Through the Looking Glass Children's Book Reviews
No Moon
Historical Fiction
For ages 8 to 12
Tundra Books, 2010 ISBN: 978-0887769719
Fourteen year-old Louise Gardner has left school, and she is now helping her mother to care for the house and her younger siblings. She wishes she could work in one of the local factories, like so many other girls are doing, but her father refuses to allow his daughter to “slave over a machine and look like an old woman by the time she’s sixteen.”
Louise is delighted when a friend helps her get a job as a nursery maid in the home of Lord and Lady Milton. Louise soon grows to love the two little girls in her care, but she has a hard time working under the rule of Nanny Mackintosh, a “rigid” woman who does not seem to like children at all. Try as she might, Louise cannot seem to please her superior.
Some months after she joins the household of Lord and Lady Milton, Lady Milton decides that she wants to visit her sister in America. The family will travel on the newest and most luxurious ship, the Titanic. After Nanny Mackintosh hurts herself in a fall, Lady Milton asks Louisa to go with them. Ever since her little brother drowned in the sea, Louisa has had a mortal fear of water and she is terrified of going on the ship. Unfortunately, she simply cannot afford to lose her job, so she agrees to go along. Little does she know that this is a journey that will change her life forever.

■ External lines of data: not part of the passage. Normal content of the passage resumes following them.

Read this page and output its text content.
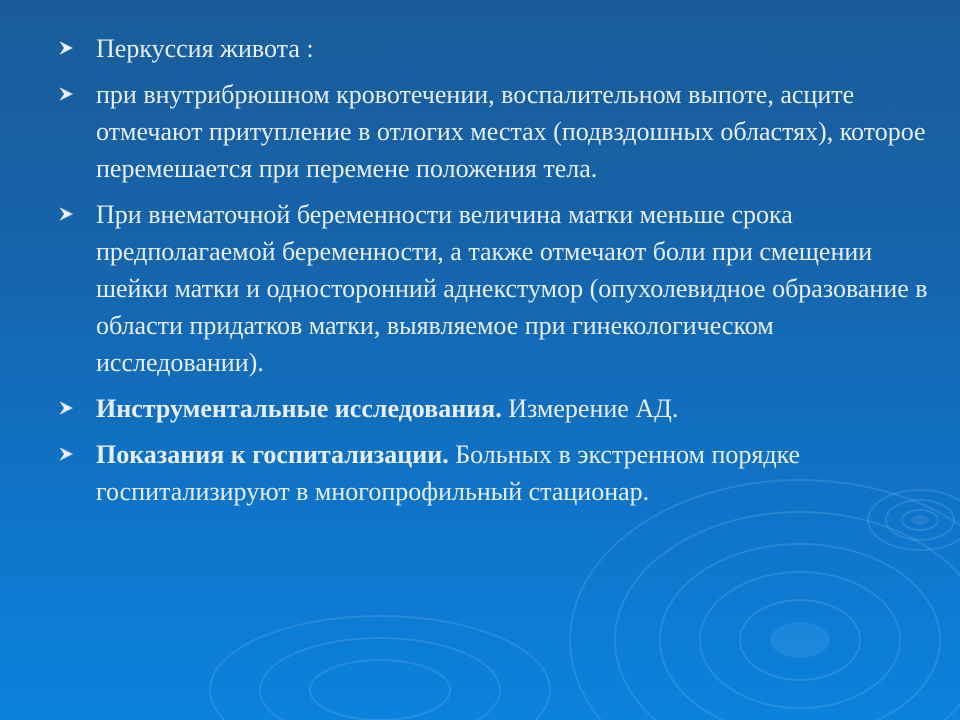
Перкуссия живота :
при внутрибрюшном кровотечении, воспалительном выпоте, асците отмечают притупление в отлогих местах (подвздошных областях), которое перемешается при перемене положения тела.
При внематочной беременности величина матки меньше срока предполагаемой беременности, а также отмечают боли при смещении шейки матки и односторонний аднекстумор (опухолевидное образование в области придатков матки, выявляемое при гинекологическом исследовании).
Инструментальные исследования. Измерение АД.
Показания к госпитализации. Больных в экстренном порядке госпитализируют в многопрофильный стационар.
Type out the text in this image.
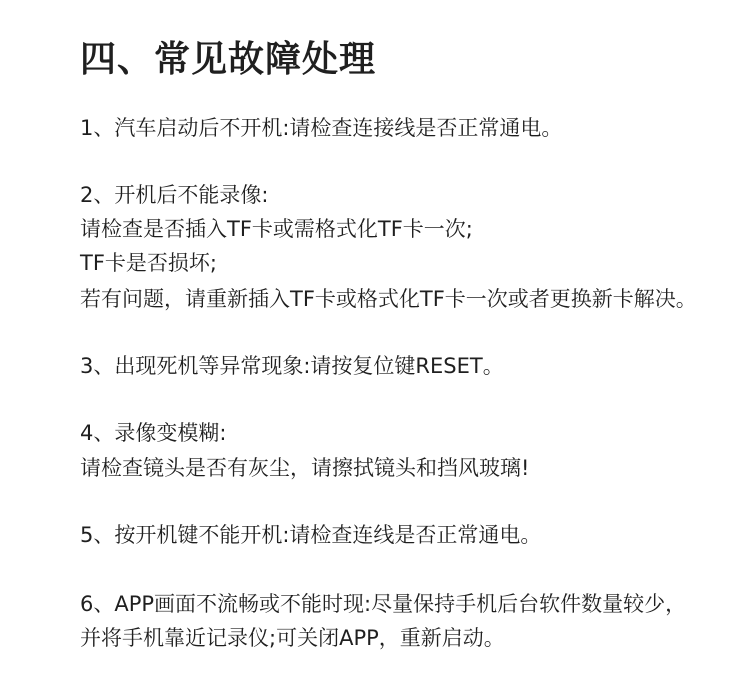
四、常见故障处理
1、汽车启动后不开机:请检查连接线是否正常通电。
2、开机后不能录像:
请检查是否插入TF卡或需格式化TF卡一次;
TF卡是否损坏;
若有问题，请重新插入TF卡或格式化TF卡一次或者更换新卡解决。
3、出现死机等异常现象:请按复位键RESET。
4、录像变模糊:
请检查镜头是否有灰尘，请擦拭镜头和挡风玻璃!
5、按开机键不能开机:请检查连线是否正常通电。
6、APP画面不流畅或不能时现:尽量保持手机后台软件数量较少，
并将手机靠近记录仪;可关闭APP，重新启动。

In this exceptional book, Irene K. Watts gives readers a picture of what it must have been like to travel on the Titanic. In addition, she shows us what it was like to be a working class teenager who had to work for a living, and who had to accept her position in the social order without complaint. Readers will enjoy seeing how Louisa grows, how she finds courage to deal with life’s challenges, and how she learns to stand up for what she believes in.